Here’s Why Our Monetary System is a Giant Ponzi Scheme
Ponzi schemes keep going until the perpetrator is stopped from the outside. They never stop by of their own volition. Bernie Madoff kept going until it all blew up.
In the year 2000 the Nasdaq composite exceeded a P/E of 200 before collapsing 78% by October 2002. The more successful a Ponzi the more egregious the bubble and resultant pain. The granddaddy of Ponzi — far greater than anything we’ve seen before — is our monetary system.
Let’s consider what money is. It is a technology that allows us to produce and consume not just in the present but across time.
It is, for this reason, that it needs to provide both a medium of exchange as well as a store of value.
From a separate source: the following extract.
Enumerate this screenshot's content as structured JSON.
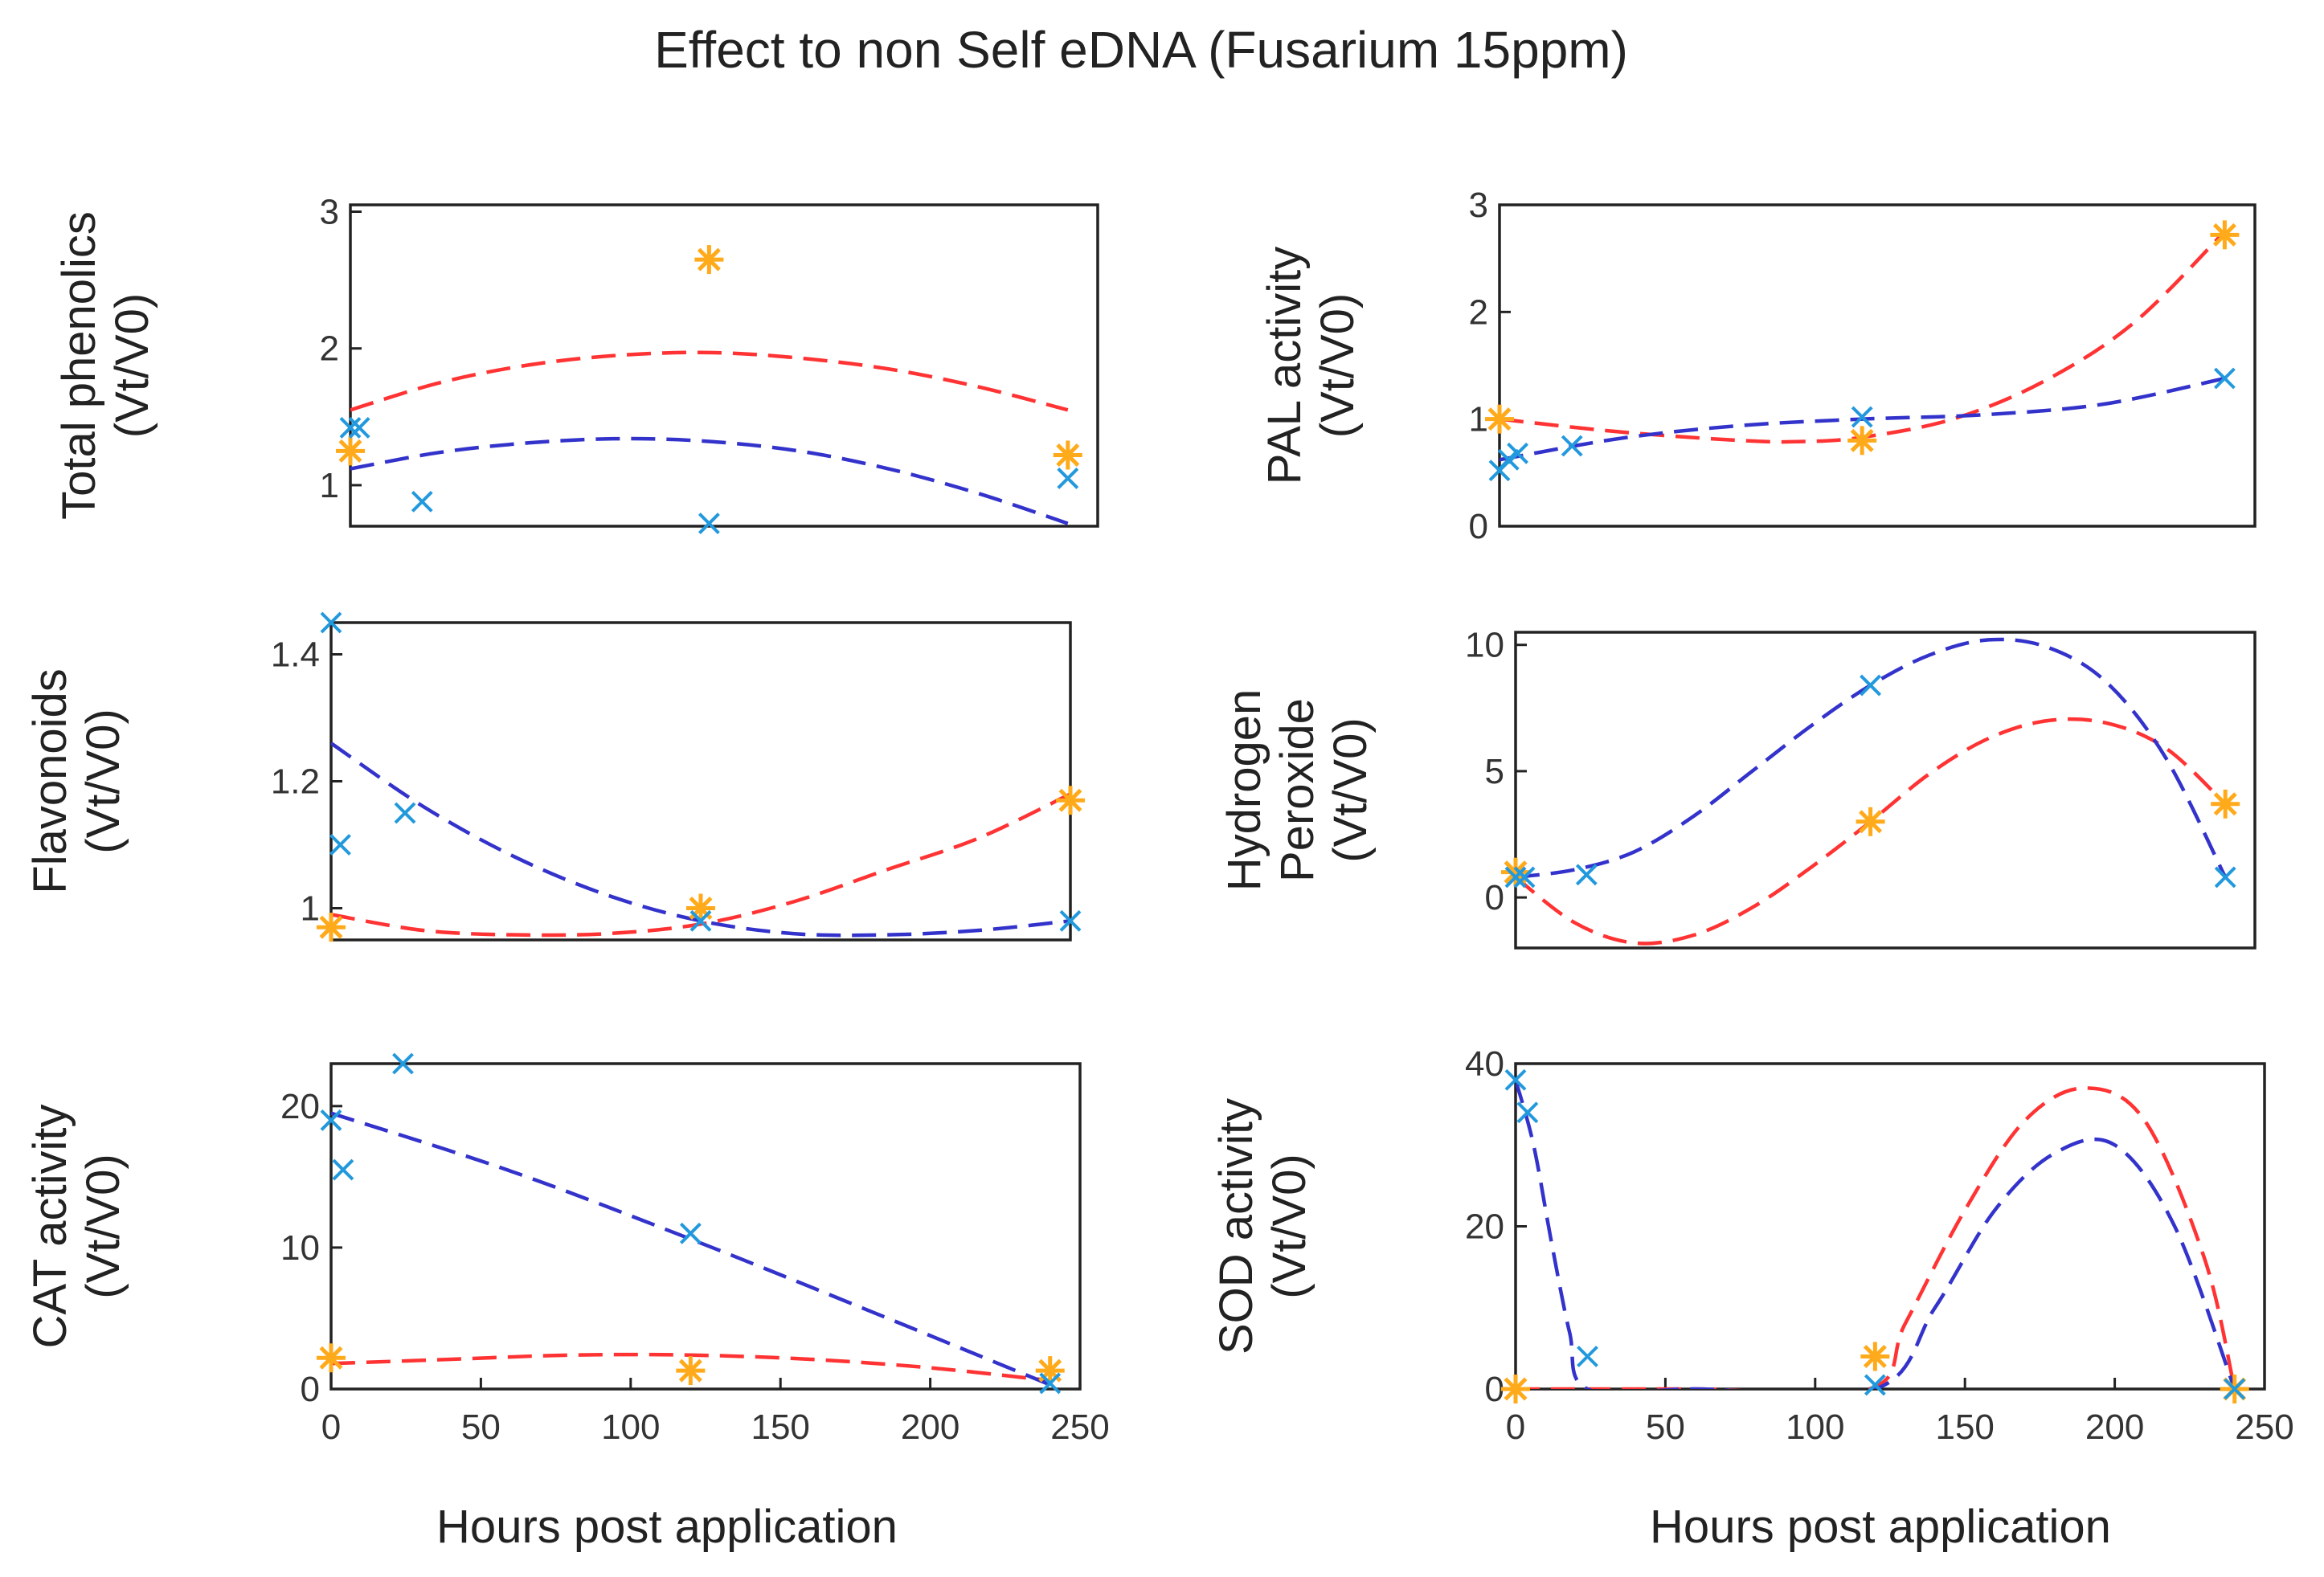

If for example a transaction needs to be made over a crop cycle then the value of the money needs to remain sufficiently stable over that time frame to allow the participants to make an exchange and not come out underwater. This benefits neither party to the transaction because, while in the short term party A may get an excellent deal from party B, if the deal is so “excellent” as to bankrupt party B, then no future commerce will be done and overall production declines causing less supply and a fall in the overall standard of living.
The money needs to be useful to both parties. In prisons they use cigarettes. Even if you don’t smoke enough inmates do and the cigarettes don’t change (consistency) and so they form a money.
Of course, over time we’ve used all sorts of things used as money: gold, silver, copper, even slaves. At primary school I used to use marbles and Garbage Pail Kids (ah, those were the days).